The previous section describes the two kinds of transitions that a collection can go through (essentially increasing its size and decreasing its size). We are now going to define the index of a collection.

First, we define c.n1 as ln( c(+).adj_diffs.std_dev + 1), where ln is the natural logarithm. The thing to remember here is that the lesser the number of elements of c and the more regularly spaced they are, the bigger c.n1 is. I think that its maximum possible value is about ln( [1,86399].std_dev ) = 11.36673, but I haven't proven it.

Second define c.n2 as ln(c.count). The value c.n2 is theoretically unbounded. Well, actually it has a maximum value of about ln(86400-3600) = 11.32418 (coming from the fact that we use discrete time, the algorithm time is accurate to the second, not fractions of seconds). This said, it is obvious that even if the process had to run for as long as 10 times the age of universe, c.n2 would not come anywhere near this upper bound. The thing to remember here is that the bigger the collection (in terms of numbers of elements), the bigger c.n2 is.

Now, given any real number alpha between 0 and 1, we define

c.index(alpha) = alpha*c.n1 + (1-alpha)*c.n2

In other words, c.index(alpha) is the weighted average of c.n1 and c.n2 parameterised by alpha. Given the above discussion, its theoretical maximum value is [11.36673,11.32418].max = 11.36673.

Implementing the above is a trivial exercise, nothing difficult. You could display the current value of alpha in real time, and you have something to look at during your long days at work... With the above algorithm, the index of the collection jumps to a new value at each collection transition.

Part 3

So now, let us push things a little bit. The value of alpha is not constant, but slowly alternate continuously between 0 and 1. The exact formula is

0.5*sin(theta(time) + theta_{0}) + 0.5

where theta(time) is a linear function of time and theta_{0} a constant called shift. The function theta is such that theta(time) increases by 2 * PI in 24 hours. In other words alpha "circles" from 0 to 1 and then back to 0 in 24 hours.

Part 4

So now, I do not have one, but three collections running in parallel, and their shifts are 0, 2*PI/3 and 4*PI/3. Those values are not random, they put the shifts on the vertices of an equilateral triangle on the unit circle. (I hope you guys remember high school trigonometry ^_^)

With the above running, I call hydra index the absolute value of the biggest difference between any two collection indexes. In other words, the hydra index is

[ abs(c1.index-c2.index), abs(c1.index-c3.index), abs(c2.index-c3.index) ].max

This index jumps a little bit at each transition of one of the three collections and is continuously sensitive to the current time (remember that the underlying alphas depend on the time modulo 12 hours). Interestingly, c(+).adj_diffs.std_dev is also sensitive to time, because c(+) itself is. Also note that what I said that the end of the previous part is incorrect because actually the three collections do not have the same period. Their alphas "cycle" at different speeds. They do a complete circle in, respectively, 7, 13 and 29 hours.

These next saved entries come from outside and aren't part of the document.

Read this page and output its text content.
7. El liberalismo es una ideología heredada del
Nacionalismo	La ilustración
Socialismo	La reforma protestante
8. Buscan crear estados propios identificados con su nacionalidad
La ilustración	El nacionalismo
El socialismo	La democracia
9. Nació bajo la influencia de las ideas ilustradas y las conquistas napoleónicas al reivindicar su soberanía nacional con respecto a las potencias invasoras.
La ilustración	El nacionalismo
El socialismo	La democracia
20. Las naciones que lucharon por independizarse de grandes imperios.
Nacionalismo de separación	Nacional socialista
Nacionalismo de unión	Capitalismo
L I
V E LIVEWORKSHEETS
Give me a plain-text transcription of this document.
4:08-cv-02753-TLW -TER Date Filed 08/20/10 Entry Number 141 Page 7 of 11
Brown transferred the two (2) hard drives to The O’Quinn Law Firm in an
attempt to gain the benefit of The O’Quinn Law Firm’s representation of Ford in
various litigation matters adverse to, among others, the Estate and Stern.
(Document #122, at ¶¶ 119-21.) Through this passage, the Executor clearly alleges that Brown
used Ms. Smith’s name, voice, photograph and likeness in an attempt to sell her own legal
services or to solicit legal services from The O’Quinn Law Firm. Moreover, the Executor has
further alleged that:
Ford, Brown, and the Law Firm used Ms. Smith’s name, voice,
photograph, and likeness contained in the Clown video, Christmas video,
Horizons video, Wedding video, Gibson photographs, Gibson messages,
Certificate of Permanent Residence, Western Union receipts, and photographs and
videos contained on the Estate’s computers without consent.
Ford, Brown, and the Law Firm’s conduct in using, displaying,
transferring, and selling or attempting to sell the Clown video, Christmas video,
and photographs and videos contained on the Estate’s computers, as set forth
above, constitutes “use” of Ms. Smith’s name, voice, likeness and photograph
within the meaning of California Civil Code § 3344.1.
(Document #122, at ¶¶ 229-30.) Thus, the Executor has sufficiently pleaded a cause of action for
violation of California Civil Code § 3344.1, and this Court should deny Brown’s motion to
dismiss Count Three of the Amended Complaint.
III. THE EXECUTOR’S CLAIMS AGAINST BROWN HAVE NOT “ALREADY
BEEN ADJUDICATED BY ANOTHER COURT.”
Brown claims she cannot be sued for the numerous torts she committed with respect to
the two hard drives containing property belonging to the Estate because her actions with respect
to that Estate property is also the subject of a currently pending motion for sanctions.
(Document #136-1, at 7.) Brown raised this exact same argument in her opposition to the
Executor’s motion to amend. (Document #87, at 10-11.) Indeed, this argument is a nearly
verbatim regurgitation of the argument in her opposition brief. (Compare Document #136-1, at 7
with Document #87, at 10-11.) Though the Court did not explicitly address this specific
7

The demon performs any possible transition and recomputes the index every few seconds. It also dumps the computational state to a file after each collection transition. This file is read at startup and the computation carries on.

I have a real time display of the three collections indexes and the main hydra index in alexandra's HUD.

Part 5

One more thing... The demon also keeps track of hourly hydra indexes for the past 28 days. It then notify me (both in OSX Notification Center and activity-stream) every time the current index has broken the record of the past 28 days. Hydra has been running for few days and the current record is still relatively low, but it will increase during the next hours/days, and then in the long run, as previous records become older than 28 days and are discarded, I will get a notification.... once in a while.

My only problem, now is to decide what I am going to do every time a new record is broken... Something naughty :-)

[update, 28th September]

The values of the three collection indexes composing the main hydra index (hydra) where particularly concentrated when I woke up this morning, resulting in the index having a particularly low value, so I modified the deamon to notifiy me on low record breaking values.